Soto (Jésus Raphaël) (suite)
Toutes ces recherches demeuraient dans le plan unique et la durée figée du panneau peint, mais, dès 1953, Soto en vient à des compositions dans l’espace et fait intervenir le temps et le mouvement. La Rotative Demi-Sphère, de Duchamp* eut certainement un rôle dans cette orientation vers des effets cinétiques*, mais Soto refuse l’intervention de moteurs pour animer ses pièces ; l’effet dynamique de la spirale mouvante de Duchamp, il l’obtient plus simplement par des effets de superposition : une première configuration peinte sur Plexiglas interfère, grâce à la transparence de son support, avec une seconde placée à quelques centimètres en arrière. C’est le mouvement du spectateur, de son œil, qui fait « fonctionner » l’œuvre par les interférences de lignes qui en résultent. Ces agencements sont élaborés systématiquement à partir de 1955, aboutissant parfois à des résultats d’une grande complexité (Œuvre cinétique à six plans de 1956) ou d’une échelle monumentale (Cube à espace ambigu de 1969).

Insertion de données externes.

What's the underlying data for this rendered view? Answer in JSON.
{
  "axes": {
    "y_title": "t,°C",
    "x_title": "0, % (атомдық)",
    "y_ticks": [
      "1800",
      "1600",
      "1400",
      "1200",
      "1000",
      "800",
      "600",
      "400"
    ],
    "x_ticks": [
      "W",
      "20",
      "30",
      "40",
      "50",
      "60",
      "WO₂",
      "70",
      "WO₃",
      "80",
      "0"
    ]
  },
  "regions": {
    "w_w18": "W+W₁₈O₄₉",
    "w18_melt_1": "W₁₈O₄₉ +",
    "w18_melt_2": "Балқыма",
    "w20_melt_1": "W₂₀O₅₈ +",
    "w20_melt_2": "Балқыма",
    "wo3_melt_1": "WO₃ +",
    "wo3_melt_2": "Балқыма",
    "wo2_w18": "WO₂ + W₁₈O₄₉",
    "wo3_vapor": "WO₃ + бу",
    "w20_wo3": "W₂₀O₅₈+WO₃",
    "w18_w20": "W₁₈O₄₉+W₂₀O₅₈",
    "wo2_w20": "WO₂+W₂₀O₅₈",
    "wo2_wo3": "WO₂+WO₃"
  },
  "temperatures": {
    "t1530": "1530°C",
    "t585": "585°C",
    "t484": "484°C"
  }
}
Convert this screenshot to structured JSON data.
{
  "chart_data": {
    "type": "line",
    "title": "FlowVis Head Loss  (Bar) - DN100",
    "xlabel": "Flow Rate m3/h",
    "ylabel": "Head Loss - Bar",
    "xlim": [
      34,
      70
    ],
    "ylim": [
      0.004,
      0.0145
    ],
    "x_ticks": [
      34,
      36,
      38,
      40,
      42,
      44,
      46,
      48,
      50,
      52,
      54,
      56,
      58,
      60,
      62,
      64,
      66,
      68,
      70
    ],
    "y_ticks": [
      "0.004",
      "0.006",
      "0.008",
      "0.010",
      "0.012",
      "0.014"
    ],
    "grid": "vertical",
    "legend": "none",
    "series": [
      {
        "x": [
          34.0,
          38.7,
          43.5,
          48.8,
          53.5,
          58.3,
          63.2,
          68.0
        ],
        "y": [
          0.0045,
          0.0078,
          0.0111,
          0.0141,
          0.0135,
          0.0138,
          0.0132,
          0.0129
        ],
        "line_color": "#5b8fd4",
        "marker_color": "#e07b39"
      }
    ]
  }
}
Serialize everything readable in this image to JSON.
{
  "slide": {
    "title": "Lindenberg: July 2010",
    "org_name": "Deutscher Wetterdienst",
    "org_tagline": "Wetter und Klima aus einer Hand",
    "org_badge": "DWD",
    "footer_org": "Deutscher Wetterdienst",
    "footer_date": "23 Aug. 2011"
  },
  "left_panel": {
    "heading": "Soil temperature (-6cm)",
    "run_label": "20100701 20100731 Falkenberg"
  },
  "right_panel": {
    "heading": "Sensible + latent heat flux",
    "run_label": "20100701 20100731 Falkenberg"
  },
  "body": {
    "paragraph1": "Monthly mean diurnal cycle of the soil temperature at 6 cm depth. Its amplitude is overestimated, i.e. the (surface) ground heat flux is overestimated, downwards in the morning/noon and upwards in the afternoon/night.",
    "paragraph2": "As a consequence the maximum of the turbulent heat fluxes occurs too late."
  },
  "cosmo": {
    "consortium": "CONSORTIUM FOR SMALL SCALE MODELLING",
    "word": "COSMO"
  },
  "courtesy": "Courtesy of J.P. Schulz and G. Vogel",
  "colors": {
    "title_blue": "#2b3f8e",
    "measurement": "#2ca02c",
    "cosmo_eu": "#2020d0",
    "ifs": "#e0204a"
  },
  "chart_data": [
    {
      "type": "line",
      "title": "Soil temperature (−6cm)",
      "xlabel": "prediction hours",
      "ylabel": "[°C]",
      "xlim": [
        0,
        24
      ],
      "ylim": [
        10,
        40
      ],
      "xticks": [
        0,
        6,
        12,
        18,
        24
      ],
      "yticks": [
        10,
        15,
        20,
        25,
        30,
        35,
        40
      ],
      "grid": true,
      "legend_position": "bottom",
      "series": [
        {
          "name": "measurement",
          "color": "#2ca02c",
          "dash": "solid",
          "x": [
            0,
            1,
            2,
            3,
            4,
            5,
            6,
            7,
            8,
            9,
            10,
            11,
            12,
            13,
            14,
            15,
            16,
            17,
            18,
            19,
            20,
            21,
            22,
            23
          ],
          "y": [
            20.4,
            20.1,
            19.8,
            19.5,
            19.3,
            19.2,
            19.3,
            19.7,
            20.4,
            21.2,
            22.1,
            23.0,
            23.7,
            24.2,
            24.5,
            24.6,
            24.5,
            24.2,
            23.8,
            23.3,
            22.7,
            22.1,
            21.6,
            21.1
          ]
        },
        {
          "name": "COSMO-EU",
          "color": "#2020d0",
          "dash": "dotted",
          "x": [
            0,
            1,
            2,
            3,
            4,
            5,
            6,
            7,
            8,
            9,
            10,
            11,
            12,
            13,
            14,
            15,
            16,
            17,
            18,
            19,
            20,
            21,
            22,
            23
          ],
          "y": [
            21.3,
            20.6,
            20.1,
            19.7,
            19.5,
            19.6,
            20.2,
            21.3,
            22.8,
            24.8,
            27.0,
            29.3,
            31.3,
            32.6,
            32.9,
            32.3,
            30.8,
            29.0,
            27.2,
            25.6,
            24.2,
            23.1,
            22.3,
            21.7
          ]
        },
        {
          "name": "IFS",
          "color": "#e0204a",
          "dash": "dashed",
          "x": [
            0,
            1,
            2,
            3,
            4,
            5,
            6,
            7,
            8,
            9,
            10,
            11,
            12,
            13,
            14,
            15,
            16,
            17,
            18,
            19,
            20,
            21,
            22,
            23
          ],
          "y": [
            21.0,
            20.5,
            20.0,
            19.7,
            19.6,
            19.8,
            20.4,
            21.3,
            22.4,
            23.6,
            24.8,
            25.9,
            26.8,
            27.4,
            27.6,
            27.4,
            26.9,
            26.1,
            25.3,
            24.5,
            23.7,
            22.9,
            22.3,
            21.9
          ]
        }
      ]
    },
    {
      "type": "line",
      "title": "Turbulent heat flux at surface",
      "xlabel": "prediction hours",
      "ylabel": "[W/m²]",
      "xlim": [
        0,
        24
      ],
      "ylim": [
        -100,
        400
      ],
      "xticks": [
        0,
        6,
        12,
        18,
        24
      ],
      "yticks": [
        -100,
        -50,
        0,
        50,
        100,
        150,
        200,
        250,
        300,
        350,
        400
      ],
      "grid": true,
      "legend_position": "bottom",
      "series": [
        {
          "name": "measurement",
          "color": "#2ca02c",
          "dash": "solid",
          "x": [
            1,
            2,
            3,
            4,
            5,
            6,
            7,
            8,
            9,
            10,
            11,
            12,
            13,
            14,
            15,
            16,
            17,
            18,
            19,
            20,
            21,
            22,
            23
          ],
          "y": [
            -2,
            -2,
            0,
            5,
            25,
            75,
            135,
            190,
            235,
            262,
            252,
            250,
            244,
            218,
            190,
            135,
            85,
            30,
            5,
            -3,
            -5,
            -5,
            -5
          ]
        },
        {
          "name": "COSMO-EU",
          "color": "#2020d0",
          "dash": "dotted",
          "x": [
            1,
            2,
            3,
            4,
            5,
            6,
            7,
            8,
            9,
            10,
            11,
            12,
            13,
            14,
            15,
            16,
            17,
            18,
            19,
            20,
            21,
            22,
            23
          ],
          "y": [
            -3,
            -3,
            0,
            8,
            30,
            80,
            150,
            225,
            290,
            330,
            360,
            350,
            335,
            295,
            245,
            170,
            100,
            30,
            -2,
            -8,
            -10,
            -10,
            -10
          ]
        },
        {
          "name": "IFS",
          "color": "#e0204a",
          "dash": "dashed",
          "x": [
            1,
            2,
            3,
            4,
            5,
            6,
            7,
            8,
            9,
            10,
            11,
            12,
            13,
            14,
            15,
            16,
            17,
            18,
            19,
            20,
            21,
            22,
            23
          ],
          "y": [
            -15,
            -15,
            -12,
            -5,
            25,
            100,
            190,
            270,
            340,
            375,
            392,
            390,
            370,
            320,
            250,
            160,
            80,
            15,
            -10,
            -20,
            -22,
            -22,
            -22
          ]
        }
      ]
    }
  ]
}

D’autres dispositifs sont utilisés simultanément par l’artiste. Sur un panneau tramé horizontalement ou verticalement se détachent des éléments placés en avant : il s’agit de carrés fixes ou de baguettes suspendues en équilibre instable par des fils de Nylon invisibles. Le moindre déplacement de l’œil crée sur les franges de ces formes une vibration optique qui les dissout partiellement, voire totalement — comme dans les Écritures de 1963, où des fils de fer de formes irrégulières ne sont plus décelés que par les effets de moirure et autres perturbations que leur présence apporte à la stricte ordonnance des rayures du fond. Ces œuvres ne sont plus « figées », car elles ne peuvent être saisies que dans le temps d’un déplacement et par la vision active du spectateur.
Mais toutes ces recherches étaient encore liées à une présentation frontale des panneaux. Le dialogue entre l’œuvre et le spectateur allait être poussé plus loin, jusqu’à l’investissement total de l’espace. Soto a créé en effet un type d’environnement original, le « pénétrable », dont le principe d’agencement est très simple : à des distances régulières pendent du plafond des tiges de métal rigides ou des fils souples de Nylon. Le spectateur pénètre dans l’œuvre, accompagné du froissement soyeux des fils ou du fracas du métal ; tourné vers le centre, il est confronté à un espace bouché par les stries serrées des verticales ou irradié par la blancheur du Nylon et la coloration des tiges ; tourné vers les lisières, il perçoit des éléments dont l’espacement redevient sensible et qui interfèrent entre eux à la moindre impulsion.
Les tiges métalliques sont aussi employées par Soto fixées rigidement au sol pour créer des œuvres monumentales que le spectateur longe ou contourne sans y pénétrer : Progression jaune de 1968, Extension verte de 1969. Leur adaptabilité à un espace architectural est infini : les longueurs et les écartements des tiges permettent toutes les variations en fonction du volume donné (œuvres conçues pour l’université de Rennes, pour l’Unesco à Paris [v. art]).
M. E.
➙ Cinétique (art).
A. Boulton, Soto (Caracas, 1973).
CATALOGUE D’EXPOSITION. Soto, musée d’Art moderne de la Ville de Paris, 1969.